Trionfi (cards) - Name

Name

The first known use of the name Trionfi was in February 1442, in the account books of D'Este court of Ferrara, when the painter Sagramoro received money for the production of four playing card decks, which contained a series of trumps and the common four Italian suits (le chope e le spade e li dinari e li bastoni e tutte le figure). In the following years the name appears variously in playing card contexts, with the major part of the documents coming from the Ferrarese court. Parallel to this development extant, early cards are known mainly from Milan (the so-called "Visconti-Sforza Tarocchi"), identified as forerunners of the later Tarot cards. The earliest cards of this type of deck, unfortunately not all complete, are the Brera-Brambilla Tarocchi, the Cary-Yale deck and the Pierpont-Morgan-Bergamo Tarocchi.

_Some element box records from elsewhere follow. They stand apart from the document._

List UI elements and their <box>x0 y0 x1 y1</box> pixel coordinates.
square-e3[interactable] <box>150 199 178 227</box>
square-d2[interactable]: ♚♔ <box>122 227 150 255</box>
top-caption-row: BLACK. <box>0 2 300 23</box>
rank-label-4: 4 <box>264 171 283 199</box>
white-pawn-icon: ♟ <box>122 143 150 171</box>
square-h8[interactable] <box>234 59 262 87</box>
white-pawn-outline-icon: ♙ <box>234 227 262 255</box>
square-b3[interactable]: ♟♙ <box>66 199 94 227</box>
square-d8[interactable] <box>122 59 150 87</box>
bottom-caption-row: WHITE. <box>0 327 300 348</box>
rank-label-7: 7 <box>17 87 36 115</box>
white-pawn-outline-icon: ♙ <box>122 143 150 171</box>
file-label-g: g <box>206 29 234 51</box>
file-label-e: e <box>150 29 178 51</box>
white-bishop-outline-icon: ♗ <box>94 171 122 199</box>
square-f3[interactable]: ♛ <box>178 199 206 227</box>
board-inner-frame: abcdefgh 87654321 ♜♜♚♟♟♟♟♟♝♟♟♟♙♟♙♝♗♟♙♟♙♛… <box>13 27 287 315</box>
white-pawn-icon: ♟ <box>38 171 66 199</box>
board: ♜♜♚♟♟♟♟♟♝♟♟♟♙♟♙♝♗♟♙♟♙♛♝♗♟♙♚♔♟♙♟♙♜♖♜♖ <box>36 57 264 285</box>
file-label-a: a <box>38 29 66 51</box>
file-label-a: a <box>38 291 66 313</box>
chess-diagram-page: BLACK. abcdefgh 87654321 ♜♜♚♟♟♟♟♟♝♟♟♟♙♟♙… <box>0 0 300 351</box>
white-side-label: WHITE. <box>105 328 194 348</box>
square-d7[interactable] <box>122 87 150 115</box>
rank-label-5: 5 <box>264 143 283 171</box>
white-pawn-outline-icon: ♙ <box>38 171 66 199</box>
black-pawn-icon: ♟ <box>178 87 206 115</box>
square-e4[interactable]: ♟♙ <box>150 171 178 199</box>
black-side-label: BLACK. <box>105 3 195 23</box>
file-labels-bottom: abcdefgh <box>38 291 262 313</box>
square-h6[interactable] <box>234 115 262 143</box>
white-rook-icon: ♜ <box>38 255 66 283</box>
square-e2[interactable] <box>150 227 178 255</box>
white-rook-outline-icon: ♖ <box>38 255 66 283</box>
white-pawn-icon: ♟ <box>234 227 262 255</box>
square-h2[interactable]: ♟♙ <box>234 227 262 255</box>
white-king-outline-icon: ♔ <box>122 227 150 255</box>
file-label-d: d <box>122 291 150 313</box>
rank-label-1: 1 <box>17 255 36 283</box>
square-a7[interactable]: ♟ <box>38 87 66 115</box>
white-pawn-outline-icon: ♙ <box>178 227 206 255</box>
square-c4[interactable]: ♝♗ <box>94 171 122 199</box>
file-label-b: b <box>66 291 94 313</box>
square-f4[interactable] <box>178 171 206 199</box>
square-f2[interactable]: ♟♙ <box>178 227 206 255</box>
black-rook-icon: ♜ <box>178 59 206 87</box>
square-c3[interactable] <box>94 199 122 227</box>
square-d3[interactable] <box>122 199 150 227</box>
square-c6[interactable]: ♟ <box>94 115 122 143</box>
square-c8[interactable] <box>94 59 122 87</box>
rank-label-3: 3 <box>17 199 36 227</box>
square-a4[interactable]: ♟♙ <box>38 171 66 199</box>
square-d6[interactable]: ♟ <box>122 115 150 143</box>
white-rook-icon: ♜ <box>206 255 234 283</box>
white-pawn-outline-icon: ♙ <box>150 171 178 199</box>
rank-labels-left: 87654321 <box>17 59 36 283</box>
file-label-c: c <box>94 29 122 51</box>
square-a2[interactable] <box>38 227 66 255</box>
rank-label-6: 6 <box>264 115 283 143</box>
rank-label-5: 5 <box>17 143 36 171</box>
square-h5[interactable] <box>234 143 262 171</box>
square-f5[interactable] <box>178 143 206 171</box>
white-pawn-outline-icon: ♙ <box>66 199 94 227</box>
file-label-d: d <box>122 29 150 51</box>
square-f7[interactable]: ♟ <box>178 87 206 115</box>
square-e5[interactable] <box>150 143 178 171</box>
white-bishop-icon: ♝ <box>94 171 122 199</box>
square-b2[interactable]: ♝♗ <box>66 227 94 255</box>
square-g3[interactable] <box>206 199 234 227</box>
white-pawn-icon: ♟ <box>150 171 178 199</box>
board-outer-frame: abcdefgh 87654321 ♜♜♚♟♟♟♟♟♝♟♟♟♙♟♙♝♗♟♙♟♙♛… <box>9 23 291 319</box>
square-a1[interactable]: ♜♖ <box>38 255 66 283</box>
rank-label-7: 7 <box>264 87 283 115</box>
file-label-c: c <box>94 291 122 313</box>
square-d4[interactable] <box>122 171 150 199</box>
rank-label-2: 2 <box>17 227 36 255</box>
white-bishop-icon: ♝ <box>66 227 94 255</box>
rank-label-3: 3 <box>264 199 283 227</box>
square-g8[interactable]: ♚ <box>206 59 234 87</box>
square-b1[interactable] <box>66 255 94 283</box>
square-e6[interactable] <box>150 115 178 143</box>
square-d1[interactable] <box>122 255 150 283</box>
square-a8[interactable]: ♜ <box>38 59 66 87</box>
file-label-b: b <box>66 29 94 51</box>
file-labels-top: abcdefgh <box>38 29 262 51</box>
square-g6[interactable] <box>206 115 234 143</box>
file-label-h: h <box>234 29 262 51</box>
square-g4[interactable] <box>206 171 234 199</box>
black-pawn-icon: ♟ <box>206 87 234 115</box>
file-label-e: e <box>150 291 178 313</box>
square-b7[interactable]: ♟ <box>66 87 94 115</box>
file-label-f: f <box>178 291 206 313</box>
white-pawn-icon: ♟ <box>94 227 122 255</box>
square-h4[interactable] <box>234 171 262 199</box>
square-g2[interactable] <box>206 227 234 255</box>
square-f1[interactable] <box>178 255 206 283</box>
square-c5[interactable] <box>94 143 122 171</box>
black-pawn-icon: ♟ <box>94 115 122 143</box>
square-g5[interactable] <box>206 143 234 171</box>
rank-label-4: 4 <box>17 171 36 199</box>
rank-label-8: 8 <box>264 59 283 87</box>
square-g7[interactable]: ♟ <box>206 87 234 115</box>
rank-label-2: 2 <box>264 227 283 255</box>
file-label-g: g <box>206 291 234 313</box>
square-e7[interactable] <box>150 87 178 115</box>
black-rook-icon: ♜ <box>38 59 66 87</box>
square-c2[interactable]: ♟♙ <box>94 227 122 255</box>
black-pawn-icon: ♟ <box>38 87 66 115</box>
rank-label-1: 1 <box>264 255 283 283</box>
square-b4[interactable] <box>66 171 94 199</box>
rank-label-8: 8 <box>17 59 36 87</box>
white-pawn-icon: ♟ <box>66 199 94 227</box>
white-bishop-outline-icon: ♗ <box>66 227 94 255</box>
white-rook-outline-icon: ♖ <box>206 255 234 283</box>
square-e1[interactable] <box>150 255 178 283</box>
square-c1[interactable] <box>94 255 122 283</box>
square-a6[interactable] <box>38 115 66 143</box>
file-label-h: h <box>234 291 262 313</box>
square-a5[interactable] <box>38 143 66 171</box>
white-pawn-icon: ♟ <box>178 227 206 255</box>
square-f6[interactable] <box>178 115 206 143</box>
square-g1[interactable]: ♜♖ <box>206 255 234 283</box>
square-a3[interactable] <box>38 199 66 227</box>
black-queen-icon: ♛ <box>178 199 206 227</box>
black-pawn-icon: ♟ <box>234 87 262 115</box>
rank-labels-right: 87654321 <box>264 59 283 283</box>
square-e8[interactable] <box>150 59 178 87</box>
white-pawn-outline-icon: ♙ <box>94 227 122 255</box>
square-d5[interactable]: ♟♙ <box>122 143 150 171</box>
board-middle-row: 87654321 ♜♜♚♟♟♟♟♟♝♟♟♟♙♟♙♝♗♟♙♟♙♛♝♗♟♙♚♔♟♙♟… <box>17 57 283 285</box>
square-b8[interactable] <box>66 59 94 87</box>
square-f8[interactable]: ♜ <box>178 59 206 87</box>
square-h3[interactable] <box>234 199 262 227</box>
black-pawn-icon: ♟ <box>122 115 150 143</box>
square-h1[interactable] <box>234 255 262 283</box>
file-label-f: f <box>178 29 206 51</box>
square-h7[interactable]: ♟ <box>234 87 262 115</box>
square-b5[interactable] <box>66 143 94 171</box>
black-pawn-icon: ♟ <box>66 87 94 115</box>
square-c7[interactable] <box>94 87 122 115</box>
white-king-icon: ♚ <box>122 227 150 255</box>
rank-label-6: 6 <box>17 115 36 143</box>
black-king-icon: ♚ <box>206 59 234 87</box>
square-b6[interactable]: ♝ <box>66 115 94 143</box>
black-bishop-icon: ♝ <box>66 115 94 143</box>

Likely, the name Trionfi was used in the early times not only for decks produced at the opportunity of a triumphal occasion like a marriage, military victory or a peace treaty, as a small part of the much more voluminous festivities, which also were called "Trionfi", a type of celebration which became excessively popular in Italy around 1440-1450.

A letter from November 1449 by the Venetian Antonio Jacopo Marcello used the expression for a deck, which was produced 1425 or earlier. It was commissioned by the duke of Milan, Filippo Maria Visconti, painted by Michelino da Besozzo and described in an accompanying text by Martiano da Tortona. The deck itself is lost, but the description of Martiano da Tortona offers details about the deck. It had likely totally 60 cards (four kings, forty number cards and sixteen trumps). The forty-four-suit cards used birds as suit signs and the trumps presented sixteen Roman gods.

The names Taraux and Tarocchi appear according current Tarot research for the first time in the year 1505 parallel in Avignon (France) and Ferrara. Around this time, the name Trionfi seems to modify its character in playing card context, it appears as a game of its own (Rabelais knows a Taraux and a Trionfi game) and seems no longer connected to the specific allegorical cards. The general English expression "trump" and the German "trumpfen" (in card games) have developed from the Italian "Trionfi".